I represented the UX team during "Live-Audit" sessions with engineering. By looking "under the hood" of the CMS alongside developers, I made surgical tweaks to design specifications — container logic, padding, component behavior — ensuring the live build matched our Figma intent as closely as possible.
Transitioning to AEM introduced a shift from "flexibility" to "precision." Unlike Drupal, where color variations and backgrounds could be adjusted on the fly, AEM requires every possible state — every color variant, every size — to be pre-authorized in the component architecture from day one.
I overhauled our handoff protocol. I introduced a Variable-Driven Library that explicitly mapped every breakpoint, color variant, and component size — ensuring every design element was "pre-authorized" in the AEM build, preventing future "new component" tickets for simple style changes.
The Fixed Business team transitioned to AEM first with a blank slate. The Mobile team, however, had to migrate a massive library of existing, complex legacy designs — a fundamentally harder problem requiring a "structural upgrade" rather than a clean-slate build.

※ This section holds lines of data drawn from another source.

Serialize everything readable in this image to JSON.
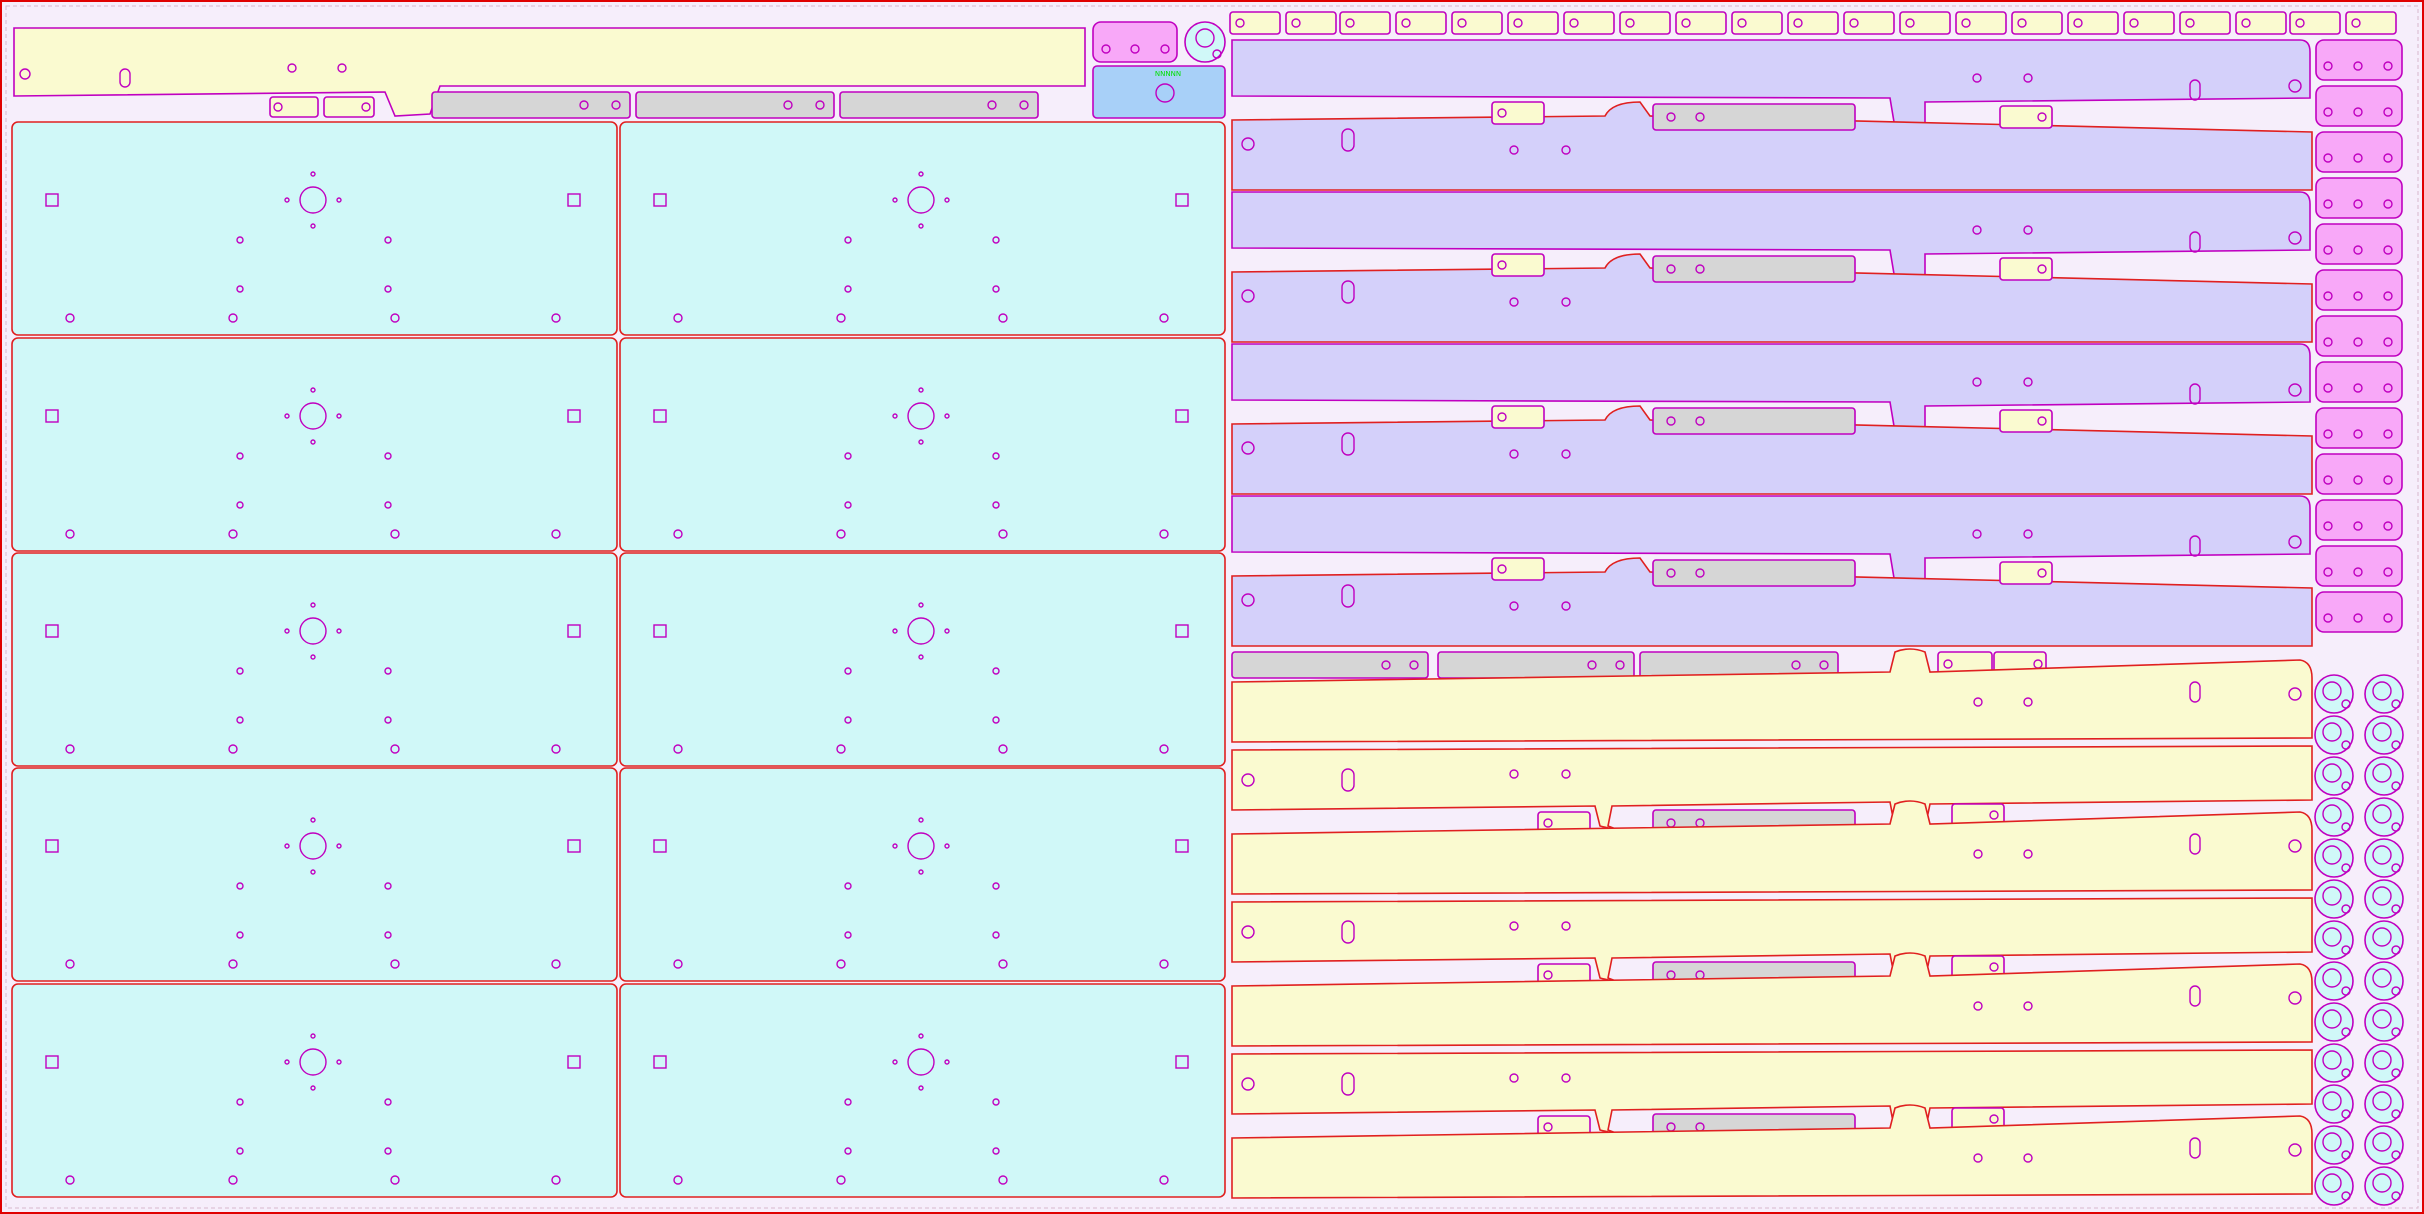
{
  "canvas": {
    "label_text": "NNNNN"
  },
  "colors": {
    "sheet_bg": "#f6eefb",
    "sheet_border": "#e00000",
    "sheet_dash": "#d8b8cc",
    "part_outline": "#e02020",
    "hole": "#c000c0",
    "cyan_fill": "#d0f8f8",
    "lavender_fill": "#d4d0fa",
    "yellow_fill": "#fafad0",
    "gray_fill": "#d6d6d6",
    "pink_fill": "#f8a8f8",
    "blue_fill": "#a8d0f8",
    "label_green": "#00e000"
  },
  "parts": {
    "plate_count": 10,
    "long_bar_count": 16,
    "pink_block_count": 13,
    "gear_count": 26,
    "top_tab_count": 21
  }
}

I performed a "Platform Gap Analysis" — documenting exactly how AEM ingestion differed from Drupal. This ensured the Mobile team's migration wasn't a "lift and shift," but a structural upgrade that leveraged AEM's cleaner architecture for better long-term site performance.
As solo lead, I created a new component library specifically tailored for the Drupal migration. This required a deep "Data-to-Design" relationship — working with engineering to ensure new brand styles didn't break under CMS constraints. Creative redesign and platform migration executed simultaneously.
I personally architected the foundational library and variable components to meet AEM's modular requirements. To scale the effort across thousands of pages, I mentored and managed a designer on the Mobile team to handle instance populating within the final AEM handoff files.
For the AEM transition, I moved away from "general" specs to highly specific documentation that mirrors AEM's native component logic. Every visual option — every background variant, layout state, and responsive breakpoint — is explicitly documented so developers have no guesswork.
All migrating pages were documented with complete component option matrices — every visual variant displayed explicitly for developers to ensure nothing is missed in the final live deployment. Mobile-specific pages were flagged for higher build priority.
While Drupal allowed for "on-the-fly" adjustments, AEM rewards architectural foresight. By delivering precise, variable-backed specs now, I'm ensuring a level of cross-platform consistency that was previously impossible in our legacy systems.
Redesign Success: Successfully launched a new company visual style during the Drupal migration without disrupting the content model — creative transformation and technical migration executed simultaneously.
Parity at Scale: On track to achieve 1:1 design-to-code parity for the AEM rollout, covering thousands of enterprise-level pages. The variable-backed handoff eliminates the "design QA" cycle that previously consumed weeks per release.
Effective Delegation: Scaled the AEM project by architecting the system solo and then managing a designer to execute the high-volume page population — maintaining architectural oversight while enabling team execution.